The Nabahani family ruled Pate for many years.
Through the Pate Chronicles, we learn about events and incidences that took place at the Kenyan coast dating back centuries.
For example, the Pate Chronicle had the following entry from the 16th century:
“[Portuguese] influence grew great in Pate, and they taught people how to excavate wells by gunpowder. The Portuguese built houses on the rock and made an underground passage to Pongwa rock. For a long time they lived together in friendship and traded with every kind of thing”.
When in the 1560s the Portuguese started levying all manner of taxes on coastal towns and trade boats, the people of Pate rebelled and refused to pay.

The Portuguese decided to teach Pateans a lesson. They blockaded the island town with gunned ships.
Two “sharifs” visiting the island exhorted Pateans to pray to Allah for protection against the Portuguese big guns.
Allah did respond favorably to the pleas and prayers of the people of Pate according to the Pate Chronicle. The cannon bombs fired by the Portuguese Navy offshore only managed to whistle harmlessly over the island.
In 1569, there was also a visit to the East African coast by Montclaro, a Portuguese Jesuit priest. Montclaro described the destruction of Malindi (by tidal floods) as well as the dereliction of Pate. He attributed the latter development to the departure of Portuguese ships.
“The principal kings here used to be those of Kilwa and Malindi, but all are now petty rulers, poor and without power, more worthy to be called sheikhs than kings”.
He wrote on:
“The people are generally poor and wretched in nearly all these parts, and the Portuguese are already becoming so through the loss of commerce and navigation taken from them by their enemies.”

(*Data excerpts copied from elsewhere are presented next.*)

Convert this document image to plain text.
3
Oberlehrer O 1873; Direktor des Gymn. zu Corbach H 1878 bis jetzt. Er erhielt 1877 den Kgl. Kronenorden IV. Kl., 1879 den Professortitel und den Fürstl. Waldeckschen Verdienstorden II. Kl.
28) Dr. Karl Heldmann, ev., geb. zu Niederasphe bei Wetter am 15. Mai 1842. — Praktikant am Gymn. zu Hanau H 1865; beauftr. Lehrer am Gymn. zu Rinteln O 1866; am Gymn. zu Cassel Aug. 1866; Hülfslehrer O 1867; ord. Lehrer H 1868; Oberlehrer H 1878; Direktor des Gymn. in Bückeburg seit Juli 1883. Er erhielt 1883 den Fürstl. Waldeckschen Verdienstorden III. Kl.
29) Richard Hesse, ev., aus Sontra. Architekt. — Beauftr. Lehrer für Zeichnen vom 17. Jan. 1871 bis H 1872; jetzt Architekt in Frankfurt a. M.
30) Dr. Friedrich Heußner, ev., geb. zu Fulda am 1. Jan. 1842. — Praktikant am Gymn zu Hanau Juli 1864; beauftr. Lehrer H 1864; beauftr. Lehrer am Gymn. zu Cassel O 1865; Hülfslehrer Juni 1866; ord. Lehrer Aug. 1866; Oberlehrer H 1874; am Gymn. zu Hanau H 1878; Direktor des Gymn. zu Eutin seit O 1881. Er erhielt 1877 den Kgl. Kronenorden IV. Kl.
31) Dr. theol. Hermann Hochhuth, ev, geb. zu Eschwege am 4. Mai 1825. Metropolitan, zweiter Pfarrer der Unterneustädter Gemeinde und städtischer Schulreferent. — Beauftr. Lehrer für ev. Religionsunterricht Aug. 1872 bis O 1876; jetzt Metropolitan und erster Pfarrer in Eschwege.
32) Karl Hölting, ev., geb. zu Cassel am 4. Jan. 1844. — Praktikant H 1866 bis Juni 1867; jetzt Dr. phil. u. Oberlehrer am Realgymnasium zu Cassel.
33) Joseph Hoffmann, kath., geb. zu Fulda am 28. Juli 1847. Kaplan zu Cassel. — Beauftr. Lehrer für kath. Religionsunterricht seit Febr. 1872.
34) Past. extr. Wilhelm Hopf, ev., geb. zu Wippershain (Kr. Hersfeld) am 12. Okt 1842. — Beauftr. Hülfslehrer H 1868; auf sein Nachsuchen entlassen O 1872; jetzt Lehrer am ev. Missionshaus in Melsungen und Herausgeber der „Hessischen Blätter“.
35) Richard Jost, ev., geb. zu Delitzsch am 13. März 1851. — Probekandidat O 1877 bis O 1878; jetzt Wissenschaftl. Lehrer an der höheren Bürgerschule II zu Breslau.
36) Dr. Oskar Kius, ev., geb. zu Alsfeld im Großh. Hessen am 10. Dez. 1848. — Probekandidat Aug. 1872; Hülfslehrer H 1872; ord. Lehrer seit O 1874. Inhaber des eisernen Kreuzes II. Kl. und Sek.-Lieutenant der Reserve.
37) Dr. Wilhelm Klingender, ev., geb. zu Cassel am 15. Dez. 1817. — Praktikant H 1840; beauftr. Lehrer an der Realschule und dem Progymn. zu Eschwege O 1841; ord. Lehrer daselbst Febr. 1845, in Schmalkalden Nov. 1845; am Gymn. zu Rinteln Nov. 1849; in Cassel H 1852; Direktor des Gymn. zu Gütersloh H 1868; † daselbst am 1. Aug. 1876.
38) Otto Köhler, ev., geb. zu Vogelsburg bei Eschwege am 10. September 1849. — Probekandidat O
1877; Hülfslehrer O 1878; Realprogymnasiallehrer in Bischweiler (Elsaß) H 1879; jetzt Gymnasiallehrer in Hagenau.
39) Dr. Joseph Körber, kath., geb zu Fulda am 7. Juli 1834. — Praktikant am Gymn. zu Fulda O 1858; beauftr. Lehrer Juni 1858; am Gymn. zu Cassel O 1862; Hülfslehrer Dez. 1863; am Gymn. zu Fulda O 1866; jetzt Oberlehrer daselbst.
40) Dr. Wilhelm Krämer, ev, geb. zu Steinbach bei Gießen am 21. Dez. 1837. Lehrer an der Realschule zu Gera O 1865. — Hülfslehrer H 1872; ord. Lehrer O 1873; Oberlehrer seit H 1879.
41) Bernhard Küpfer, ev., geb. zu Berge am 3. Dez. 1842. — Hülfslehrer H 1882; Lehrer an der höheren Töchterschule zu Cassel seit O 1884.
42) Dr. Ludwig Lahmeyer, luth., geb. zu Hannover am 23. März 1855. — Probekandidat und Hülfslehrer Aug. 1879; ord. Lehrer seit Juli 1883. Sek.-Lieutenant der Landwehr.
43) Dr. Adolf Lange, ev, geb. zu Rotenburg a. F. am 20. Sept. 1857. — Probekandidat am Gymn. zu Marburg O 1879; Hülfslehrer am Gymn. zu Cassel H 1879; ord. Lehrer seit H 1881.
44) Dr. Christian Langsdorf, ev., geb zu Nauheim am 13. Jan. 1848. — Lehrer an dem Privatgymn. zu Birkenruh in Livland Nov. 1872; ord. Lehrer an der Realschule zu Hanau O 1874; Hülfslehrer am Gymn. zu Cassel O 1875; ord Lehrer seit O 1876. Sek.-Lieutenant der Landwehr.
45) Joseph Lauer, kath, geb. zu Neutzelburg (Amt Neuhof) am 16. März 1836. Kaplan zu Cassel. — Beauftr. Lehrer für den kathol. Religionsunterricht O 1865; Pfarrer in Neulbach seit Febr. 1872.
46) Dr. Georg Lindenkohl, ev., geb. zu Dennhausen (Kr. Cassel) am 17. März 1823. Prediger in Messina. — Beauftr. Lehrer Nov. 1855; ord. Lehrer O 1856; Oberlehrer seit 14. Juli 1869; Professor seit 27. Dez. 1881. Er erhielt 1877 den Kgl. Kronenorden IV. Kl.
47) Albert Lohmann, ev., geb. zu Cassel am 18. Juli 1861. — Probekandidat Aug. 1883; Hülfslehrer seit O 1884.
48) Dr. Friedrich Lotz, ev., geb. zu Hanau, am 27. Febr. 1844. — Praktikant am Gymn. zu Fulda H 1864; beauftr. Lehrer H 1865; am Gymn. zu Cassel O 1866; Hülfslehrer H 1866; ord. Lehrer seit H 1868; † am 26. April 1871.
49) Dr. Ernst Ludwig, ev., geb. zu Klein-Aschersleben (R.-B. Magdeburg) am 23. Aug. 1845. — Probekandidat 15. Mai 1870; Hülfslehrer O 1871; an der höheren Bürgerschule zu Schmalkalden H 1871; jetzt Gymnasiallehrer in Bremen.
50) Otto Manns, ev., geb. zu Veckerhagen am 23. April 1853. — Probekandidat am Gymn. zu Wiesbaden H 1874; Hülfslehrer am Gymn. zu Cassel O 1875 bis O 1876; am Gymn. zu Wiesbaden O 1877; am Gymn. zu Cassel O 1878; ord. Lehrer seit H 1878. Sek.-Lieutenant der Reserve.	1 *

According to the Priest, so unpopular were the Portuguese that upon departure of their armada from Pate, Portuguese remnants on the island, mostly merchants, were rounded up by locals and killed.
But not everyone was against the Portuguese.
We learn from the Pate Chronicle that in 1568 Turkish sailors attacked a town called Cambo, which was situated off the Lamu archipelago on the mainland.
The Queen of Cambo had been friendly to the Portuguese. She refused to hand in Portuguese merchants over to the Turks. So the Turks decided to take her away instead. However, she managed to dive overboard from her captors’ ship and swam herself to freedom.
We also learn, again from Montclaro, that Pate had a successful silk industry that had arguably been learnt from the Chinese.
According to available historical records, a fleet of Chinese ships commanded by a Chinese Admiral, Zheng He (pictured), had earlier visited the coast of East Africa. One or several ships in the fleet ran aground off the eastern coast of Pate.
Its sailors managed to salvage some of the ship’s cargo of porcelain and other wares and swam ashore.
The Chinese later married local women and converted to Islam. Indeed, to this day some people of Pate claim to have mixed Patean and Chinese ancestry. Pateans say that it was the Chinese who introduced silk and porcelain craft to the East African coast.
Some of you may have heard of Mwamaka Shariff Ali, a Pate girl who a few years ago won a scholarship from the Chinese government to study Chinese traditional medicine. She is believed to be a descendant of mixed Pate and Chinese parents.